Hyperplastic polyps should be biopsied according to the British society of gastroenterology and an examination of the whole stomach should be made. H pylori infection should be detected and eradicated when present [24]. GP of the non-adenomatous type are at a low risk of malignant transformation, therefore endoscopic resection is not necessary.

Guidelines on management of hyperplastic polyps, recommend resection of polyps greater than 5 mm [26, 27].

Complete removal of the adenoma should be performed when safe to do according to the British recommendations [24].

Polypectomy is not required for sporadic fundic gland polyps. Biopsy of probable fundic gland polyps is recommended to exclude dysplasia. In patients with multiple fundic gland polyps who are under 40 years-old, or where biopsies specimens show dysplasia, colonoscopy should be performed to exclude familial adenomatous polyposis [24].

Szaloki et al. reported that there were important disagreements in 12 cases of examined forceps biopsy specimens. In 14 neoplastic, and 1 hyperplastic polyps, the degree of dysplasia seen on histological examination of the forceps biopsy specimens differed from that observed for the resected specimens. Complete agreement between the histological results on ectomized polyp, and the forceps biopsy was observed in only 55.3% of the cases [28]. In our study, Adenomas analysis showed a 100% agreement between primary and final results. The agreement rate was 93% for hyperplastic polyps (13 polyps out of 14). The overall agreement was of 95.3%.

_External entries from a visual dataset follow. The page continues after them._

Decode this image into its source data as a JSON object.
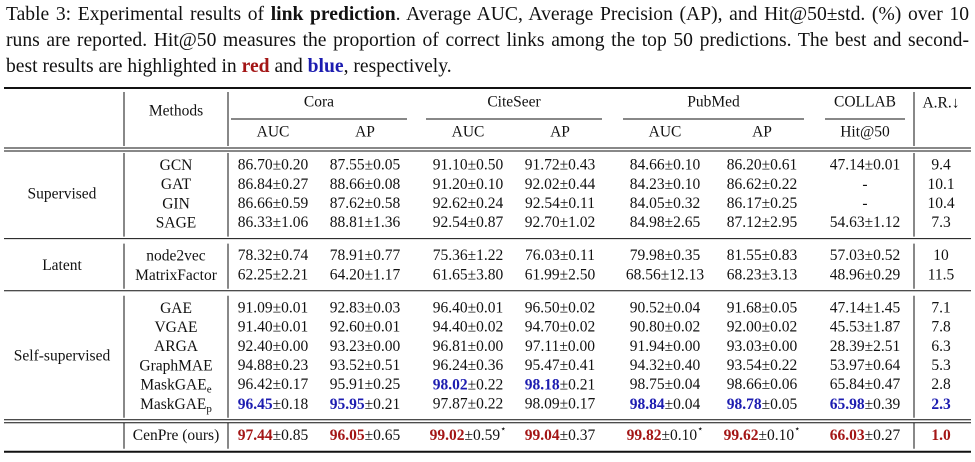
{
  "caption": [
    {
      "text": "Table 3:  Experimental results of "
    },
    {
      "text": "link prediction",
      "bold": true
    },
    {
      "text": ".  Average AUC, Average Precision (AP), and Hit@50±std. (%) over 10 runs are reported. Hit@50 measures the proportion of correct links among the top 50 predictions. The best and second-best results are highlighted in "
    },
    {
      "text": "red",
      "bold": true,
      "color": "#a31515"
    },
    {
      "text": " and "
    },
    {
      "text": "blue",
      "bold": true,
      "color": "#1c1cb0"
    },
    {
      "text": ", respectively."
    }
  ],
  "table": {
    "highlight_colors": {
      "best": "#a31515",
      "second": "#1c1cb0"
    },
    "methods_header": "Methods",
    "rank_header": "A.R.↓",
    "datasets": [
      {
        "name": "Cora",
        "metrics": [
          "AUC",
          "AP"
        ]
      },
      {
        "name": "CiteSeer",
        "metrics": [
          "AUC",
          "AP"
        ]
      },
      {
        "name": "PubMed",
        "metrics": [
          "AUC",
          "AP"
        ]
      },
      {
        "name": "COLLAB",
        "metrics": [
          "Hit@50"
        ]
      }
    ],
    "groups": [
      {
        "name": "Supervised",
        "rows": [
          {
            "method": {
              "text": "GCN"
            },
            "cells": [
              "86.70±0.20",
              "87.55±0.05",
              "91.10±0.50",
              "91.72±0.43",
              "84.66±0.10",
              "86.20±0.61",
              "47.14±0.01"
            ],
            "rank": "9.4"
          },
          {
            "method": {
              "text": "GAT"
            },
            "cells": [
              "86.84±0.27",
              "88.66±0.08",
              "91.20±0.10",
              "92.02±0.44",
              "84.23±0.10",
              "86.62±0.22",
              "-"
            ],
            "rank": "10.1"
          },
          {
            "method": {
              "text": "GIN"
            },
            "cells": [
              "86.66±0.59",
              "87.62±0.58",
              "92.62±0.24",
              "92.54±0.11",
              "84.05±0.32",
              "86.17±0.25",
              "-"
            ],
            "rank": "10.4"
          },
          {
            "method": {
              "text": "SAGE"
            },
            "cells": [
              "86.33±1.06",
              "88.81±1.36",
              "92.54±0.87",
              "92.70±1.02",
              "84.98±2.65",
              "87.12±2.95",
              "54.63±1.12"
            ],
            "rank": "7.3"
          }
        ]
      },
      {
        "name": "Latent",
        "rows": [
          {
            "method": {
              "text": "node2vec"
            },
            "cells": [
              "78.32±0.74",
              "78.91±0.77",
              "75.36±1.22",
              "76.03±0.11",
              "79.98±0.35",
              "81.55±0.83",
              "57.03±0.52"
            ],
            "rank": "10"
          },
          {
            "method": {
              "text": "MatrixFactor"
            },
            "cells": [
              "62.25±2.21",
              "64.20±1.17",
              "61.65±3.80",
              "61.99±2.50",
              "68.56±12.13",
              "68.23±3.13",
              "48.96±0.29"
            ],
            "rank": "11.5"
          }
        ]
      },
      {
        "name": "Self-supervised",
        "rows": [
          {
            "method": {
              "text": "GAE"
            },
            "cells": [
              "91.09±0.01",
              "92.83±0.03",
              "96.40±0.01",
              "96.50±0.02",
              "90.52±0.04",
              "91.68±0.05",
              "47.14±1.45"
            ],
            "rank": "7.1"
          },
          {
            "method": {
              "text": "VGAE"
            },
            "cells": [
              "91.40±0.01",
              "92.60±0.01",
              "94.40±0.02",
              "94.70±0.02",
              "90.80±0.02",
              "92.00±0.02",
              "45.53±1.87"
            ],
            "rank": "7.8"
          },
          {
            "method": {
              "text": "ARGA"
            },
            "cells": [
              "92.40±0.00",
              "93.23±0.00",
              "96.81±0.00",
              "97.11±0.00",
              "91.94±0.00",
              "93.03±0.00",
              "28.39±2.51"
            ],
            "rank": "6.3"
          },
          {
            "method": {
              "text": "GraphMAE"
            },
            "cells": [
              "94.88±0.23",
              "93.52±0.51",
              "96.24±0.36",
              "95.47±0.41",
              "94.32±0.40",
              "93.54±0.22",
              "53.97±0.64"
            ],
            "rank": "5.3"
          },
          {
            "method": {
              "text": "MaskGAE",
              "sub": "e"
            },
            "cells": [
              "96.42±0.17",
              "95.91±0.25",
              {
                "text": "98.02",
                "rest": "±0.22",
                "highlight": "second"
              },
              {
                "text": "98.18",
                "rest": "±0.21",
                "highlight": "second"
              },
              "98.75±0.04",
              "98.66±0.06",
              "65.84±0.47"
            ],
            "rank": "2.8"
          },
          {
            "method": {
              "text": "MaskGAE",
              "sub": "p"
            },
            "cells": [
              {
                "text": "96.45",
                "rest": "±0.18",
                "highlight": "second"
              },
              {
                "text": "95.95",
                "rest": "±0.21",
                "highlight": "second"
              },
              "97.87±0.22",
              "98.09±0.17",
              {
                "text": "98.84",
                "rest": "±0.04",
                "highlight": "second"
              },
              {
                "text": "98.78",
                "rest": "±0.05",
                "highlight": "second"
              },
              {
                "text": "65.98",
                "rest": "±0.39",
                "highlight": "second"
              }
            ],
            "rank": {
              "text": "2.3",
              "highlight": "second"
            }
          }
        ]
      },
      {
        "rows": [
          {
            "method": {
              "text": "CenPre (ours)"
            },
            "cells": [
              {
                "text": "97.44",
                "rest": "±0.85",
                "highlight": "best"
              },
              {
                "text": "96.05",
                "rest": "±0.65",
                "highlight": "best"
              },
              {
                "text": "99.02",
                "rest": "±0.59",
                "sup": "⋆",
                "highlight": "best"
              },
              {
                "text": "99.04",
                "rest": "±0.37",
                "highlight": "best"
              },
              {
                "text": "99.82",
                "rest": "±0.10",
                "sup": "⋆",
                "highlight": "best"
              },
              {
                "text": "99.62",
                "rest": "±0.10",
                "sup": "⋆",
                "highlight": "best"
              },
              {
                "text": "66.03",
                "rest": "±0.27",
                "highlight": "best"
              }
            ],
            "rank": {
              "text": "1.0",
              "highlight": "best"
            }
          }
        ]
      }
    ]
  }
}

Our study included the greatest number of EGD with patients diagnosed with GP in our country.

Conclusion

Gastric polyps’ frequency in our study was low (0.46%). Hyperplastic polyps are the most common gastric polyps in our country. In case of single polyps, biopsies are recommended to rule out a diagnosis of adenoma or hyperplastic polyps with dysplasia. Good knowledge of practical guidelines is important for the management of GP.